Herff Jones told its customers that it maintained administrative, technical, and physical security measures to protect against the loss, misuse, and/or alteration of their information. However, the OAG investigation discovered that Herff Jones was not in compliance with the Payment Card Industry Data Security Standard (PCI DSS) requirements. As a result of today’s agreement, Herff Jones must pay a $200,000 penalty, which will be divided between New York and Pennsylvania. Today’s agreement also requires Herff Jones to strengthen and maintain reasonable security policies to protect consumers’ personal information.
This agreement is the latest in Attorney General James’ ongoing efforts to protect consumers and hold companies accountable for poor or misleading data security measures.

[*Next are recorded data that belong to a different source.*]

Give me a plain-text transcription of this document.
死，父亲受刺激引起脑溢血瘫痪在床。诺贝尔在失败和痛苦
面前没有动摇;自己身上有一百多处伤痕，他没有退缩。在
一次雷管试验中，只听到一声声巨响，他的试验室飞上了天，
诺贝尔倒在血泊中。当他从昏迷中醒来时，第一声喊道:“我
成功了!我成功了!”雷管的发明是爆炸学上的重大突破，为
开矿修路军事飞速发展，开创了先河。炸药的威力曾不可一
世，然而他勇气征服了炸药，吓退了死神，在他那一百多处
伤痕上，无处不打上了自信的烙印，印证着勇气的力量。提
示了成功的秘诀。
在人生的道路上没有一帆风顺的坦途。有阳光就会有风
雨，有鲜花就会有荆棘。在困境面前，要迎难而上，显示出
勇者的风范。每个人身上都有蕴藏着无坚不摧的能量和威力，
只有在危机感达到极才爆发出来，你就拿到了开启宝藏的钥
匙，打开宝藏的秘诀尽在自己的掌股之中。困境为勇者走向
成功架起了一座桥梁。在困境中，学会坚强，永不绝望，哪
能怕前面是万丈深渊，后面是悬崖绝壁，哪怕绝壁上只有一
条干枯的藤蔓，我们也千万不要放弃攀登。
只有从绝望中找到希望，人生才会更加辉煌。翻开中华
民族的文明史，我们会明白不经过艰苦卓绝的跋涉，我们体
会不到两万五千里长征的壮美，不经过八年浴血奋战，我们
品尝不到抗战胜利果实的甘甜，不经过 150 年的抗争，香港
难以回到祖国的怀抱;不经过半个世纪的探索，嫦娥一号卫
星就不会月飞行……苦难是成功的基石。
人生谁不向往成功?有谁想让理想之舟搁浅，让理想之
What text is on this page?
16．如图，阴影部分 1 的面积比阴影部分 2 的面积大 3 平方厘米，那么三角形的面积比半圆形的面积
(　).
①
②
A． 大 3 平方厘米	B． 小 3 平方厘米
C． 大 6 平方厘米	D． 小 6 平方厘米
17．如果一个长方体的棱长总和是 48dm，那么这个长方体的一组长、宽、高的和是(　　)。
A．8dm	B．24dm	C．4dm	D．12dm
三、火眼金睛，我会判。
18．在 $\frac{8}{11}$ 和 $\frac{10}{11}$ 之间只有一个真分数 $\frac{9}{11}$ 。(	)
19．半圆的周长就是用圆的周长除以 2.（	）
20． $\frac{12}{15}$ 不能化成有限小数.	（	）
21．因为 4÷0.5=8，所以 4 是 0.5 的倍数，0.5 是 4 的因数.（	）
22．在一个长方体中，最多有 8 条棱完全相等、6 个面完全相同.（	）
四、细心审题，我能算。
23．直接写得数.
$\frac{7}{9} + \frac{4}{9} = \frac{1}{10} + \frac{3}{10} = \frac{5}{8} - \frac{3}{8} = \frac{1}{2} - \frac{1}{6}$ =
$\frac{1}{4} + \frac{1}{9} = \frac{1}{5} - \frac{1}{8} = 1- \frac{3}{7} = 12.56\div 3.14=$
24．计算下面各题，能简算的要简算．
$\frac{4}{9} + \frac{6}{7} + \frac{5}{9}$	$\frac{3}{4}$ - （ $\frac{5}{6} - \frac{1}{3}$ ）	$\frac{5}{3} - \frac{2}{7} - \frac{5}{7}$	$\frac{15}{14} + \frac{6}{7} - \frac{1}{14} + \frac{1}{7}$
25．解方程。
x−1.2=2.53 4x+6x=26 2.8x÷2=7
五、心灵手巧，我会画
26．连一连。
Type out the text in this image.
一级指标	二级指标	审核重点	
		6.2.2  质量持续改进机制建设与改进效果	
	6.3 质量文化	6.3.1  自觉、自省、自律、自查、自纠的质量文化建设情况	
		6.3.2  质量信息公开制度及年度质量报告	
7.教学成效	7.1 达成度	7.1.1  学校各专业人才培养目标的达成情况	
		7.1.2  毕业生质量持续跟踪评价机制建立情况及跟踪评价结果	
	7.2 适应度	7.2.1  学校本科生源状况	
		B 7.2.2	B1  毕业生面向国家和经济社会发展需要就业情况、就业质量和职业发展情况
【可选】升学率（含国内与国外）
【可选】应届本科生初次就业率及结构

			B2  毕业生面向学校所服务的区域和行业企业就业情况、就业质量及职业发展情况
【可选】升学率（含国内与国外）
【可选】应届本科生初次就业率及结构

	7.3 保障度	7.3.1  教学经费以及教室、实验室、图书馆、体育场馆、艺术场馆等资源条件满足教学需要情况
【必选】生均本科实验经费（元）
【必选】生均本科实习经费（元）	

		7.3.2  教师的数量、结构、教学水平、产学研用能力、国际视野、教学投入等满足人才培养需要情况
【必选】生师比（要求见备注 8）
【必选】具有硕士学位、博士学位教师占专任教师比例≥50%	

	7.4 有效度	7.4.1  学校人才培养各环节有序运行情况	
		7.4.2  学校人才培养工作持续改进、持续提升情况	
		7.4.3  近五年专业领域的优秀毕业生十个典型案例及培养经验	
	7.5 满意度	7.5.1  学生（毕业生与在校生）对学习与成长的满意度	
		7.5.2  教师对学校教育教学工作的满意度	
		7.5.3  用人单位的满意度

In November, Attorney General James and a multistate coalition obtained a record $391.5 million from Google for misleading millions of users about their location data tracking. In October, Attorney General James secured $1.9 million from e-commerce SHEIN owner for failing to protect consumers’ data. In June, Attorney General James recovered $1.25 million for consumers affected by Carnival cruise line’s data breach.
This case was handled by Assistant Attorney General Jina John and Deputy Bureau Chief Clark Russell, under the supervision of the Bureau of Internet and Technology’s Bureau Chief Kim Berger. The Bureau of Internet and Technology is overseen by Chief Deputy Attorney General for Economic Justice Chris D’Angelo and First Deputy Attorney General Jennifer Levy.